Now let's add this into our main body of code.

In [24]:
# import openai # commented out so you don't import again and have to set your api key in every cell
# openai.api_key = "YOUR API KEY HERE" # commented out so you don't overwrite the correct api key you set above

# your system message probably has a lot of text in that you would need to copy over, so I haven't included it down here


def get_response(messages):
    response = openai.chat.completions.create(
        model="gpt-3.5-turbo",
        messages=messages,
        max_tokens=300
    )
    content = response.choices[0].message.content
    return content


def chat():
    messages = [
        {"role": "system", "content": "You are a friendly assistant"} # change me to change my personality
    ]
    while True:
        # prompt = input("Type a prompt (or type \"exit\" to exit)...") # TODO remove this line as our input will now be taken by voice
        prompt = voice_to_text()
        print("User:", prompt)
        if prompt == "exit": # TODO change this to check if the prompt is "Exit." because this is the format that whisper transcribes "exit" to (try without first)
            break
        messages = add_message(messages, prompt, "user")
        response = get_response(messages)
        messages = add_message(messages, response, "assistant")
        # print("Assistant:", response) 
        say(response)
        input("Press enter to continue") # TODO add a line here to wait until the user presses enter to continue (try without this first and you'll see why we need it)

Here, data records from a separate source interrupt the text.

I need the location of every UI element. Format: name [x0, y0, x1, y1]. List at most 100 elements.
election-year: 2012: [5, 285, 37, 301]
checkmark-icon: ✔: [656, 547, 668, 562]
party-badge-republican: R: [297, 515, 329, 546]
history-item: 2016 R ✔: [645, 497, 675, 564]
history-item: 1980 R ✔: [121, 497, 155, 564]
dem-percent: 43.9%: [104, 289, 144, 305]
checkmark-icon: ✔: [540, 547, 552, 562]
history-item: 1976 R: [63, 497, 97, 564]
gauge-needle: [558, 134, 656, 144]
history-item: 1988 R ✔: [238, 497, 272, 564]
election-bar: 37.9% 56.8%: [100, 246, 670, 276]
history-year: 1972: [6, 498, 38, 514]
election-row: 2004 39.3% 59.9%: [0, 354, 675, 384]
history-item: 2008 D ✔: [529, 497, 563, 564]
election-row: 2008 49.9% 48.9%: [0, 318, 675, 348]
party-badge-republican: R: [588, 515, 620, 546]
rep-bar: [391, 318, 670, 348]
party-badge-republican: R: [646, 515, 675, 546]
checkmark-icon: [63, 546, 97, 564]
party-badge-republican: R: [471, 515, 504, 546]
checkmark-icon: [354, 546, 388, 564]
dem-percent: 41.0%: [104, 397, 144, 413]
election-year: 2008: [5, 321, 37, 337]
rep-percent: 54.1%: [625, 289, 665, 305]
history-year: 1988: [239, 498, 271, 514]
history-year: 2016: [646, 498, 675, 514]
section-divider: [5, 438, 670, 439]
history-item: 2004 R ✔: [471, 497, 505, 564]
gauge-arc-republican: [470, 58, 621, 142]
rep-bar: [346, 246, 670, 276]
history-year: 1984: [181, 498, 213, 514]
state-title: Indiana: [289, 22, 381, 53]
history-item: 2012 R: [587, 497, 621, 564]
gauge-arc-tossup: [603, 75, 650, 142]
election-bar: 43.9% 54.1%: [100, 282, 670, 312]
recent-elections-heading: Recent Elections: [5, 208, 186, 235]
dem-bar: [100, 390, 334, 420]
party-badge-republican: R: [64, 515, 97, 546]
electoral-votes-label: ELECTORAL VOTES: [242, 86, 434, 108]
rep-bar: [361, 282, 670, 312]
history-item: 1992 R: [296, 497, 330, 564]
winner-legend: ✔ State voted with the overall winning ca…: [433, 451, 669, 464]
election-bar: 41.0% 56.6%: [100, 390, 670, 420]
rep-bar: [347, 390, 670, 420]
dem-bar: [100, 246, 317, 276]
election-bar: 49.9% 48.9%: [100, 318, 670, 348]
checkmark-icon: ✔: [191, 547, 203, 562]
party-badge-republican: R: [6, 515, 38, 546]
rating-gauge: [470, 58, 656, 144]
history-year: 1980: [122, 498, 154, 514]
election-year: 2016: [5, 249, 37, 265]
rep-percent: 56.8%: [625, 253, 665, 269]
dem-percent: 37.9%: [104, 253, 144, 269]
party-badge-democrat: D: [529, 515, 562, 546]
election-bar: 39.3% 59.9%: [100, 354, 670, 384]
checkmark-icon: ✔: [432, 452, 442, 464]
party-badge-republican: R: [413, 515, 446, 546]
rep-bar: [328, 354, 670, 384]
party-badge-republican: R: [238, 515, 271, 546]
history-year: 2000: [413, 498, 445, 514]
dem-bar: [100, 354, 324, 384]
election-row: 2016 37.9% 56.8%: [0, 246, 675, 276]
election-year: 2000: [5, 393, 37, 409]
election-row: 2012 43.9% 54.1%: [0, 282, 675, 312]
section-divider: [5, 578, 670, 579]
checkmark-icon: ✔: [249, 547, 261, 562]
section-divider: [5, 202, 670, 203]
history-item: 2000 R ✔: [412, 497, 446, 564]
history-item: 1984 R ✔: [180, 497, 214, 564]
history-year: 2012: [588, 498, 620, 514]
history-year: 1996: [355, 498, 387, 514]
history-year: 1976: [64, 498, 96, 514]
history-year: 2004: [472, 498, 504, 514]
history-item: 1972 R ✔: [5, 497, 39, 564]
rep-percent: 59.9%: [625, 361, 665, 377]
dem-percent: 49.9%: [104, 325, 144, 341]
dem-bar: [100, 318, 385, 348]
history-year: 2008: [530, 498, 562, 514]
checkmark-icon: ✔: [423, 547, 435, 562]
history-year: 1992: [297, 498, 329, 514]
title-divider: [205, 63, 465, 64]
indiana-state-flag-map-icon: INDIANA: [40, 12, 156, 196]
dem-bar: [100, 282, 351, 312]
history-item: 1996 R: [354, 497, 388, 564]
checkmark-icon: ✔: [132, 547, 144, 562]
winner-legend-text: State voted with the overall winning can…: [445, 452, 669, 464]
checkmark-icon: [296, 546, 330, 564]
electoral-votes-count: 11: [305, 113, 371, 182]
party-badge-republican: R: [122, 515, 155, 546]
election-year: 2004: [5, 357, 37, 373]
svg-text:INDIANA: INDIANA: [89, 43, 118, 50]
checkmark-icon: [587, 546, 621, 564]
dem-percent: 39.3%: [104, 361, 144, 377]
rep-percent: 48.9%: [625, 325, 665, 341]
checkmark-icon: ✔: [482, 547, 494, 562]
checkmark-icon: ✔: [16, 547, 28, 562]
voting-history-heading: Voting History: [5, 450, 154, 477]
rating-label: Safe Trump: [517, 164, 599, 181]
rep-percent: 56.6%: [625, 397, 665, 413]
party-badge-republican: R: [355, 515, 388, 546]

def add_message(messages, content, role):
    message = {"role": role, "content": content}
    messages.append(message)
    return messages


chat()


Listening...
Thinking...
User: Hey, what's up?


Listening...
Thinking...
User: What do you think is a good plan?


Listening...
Thinking...
User: Exit.


Listening...
Thinking...
User: Exit.


KeyboardInterrupt: 

## Conclusion

In this notebook, you've learnt how to use the OpenAI platform for voice transcription and voice generation.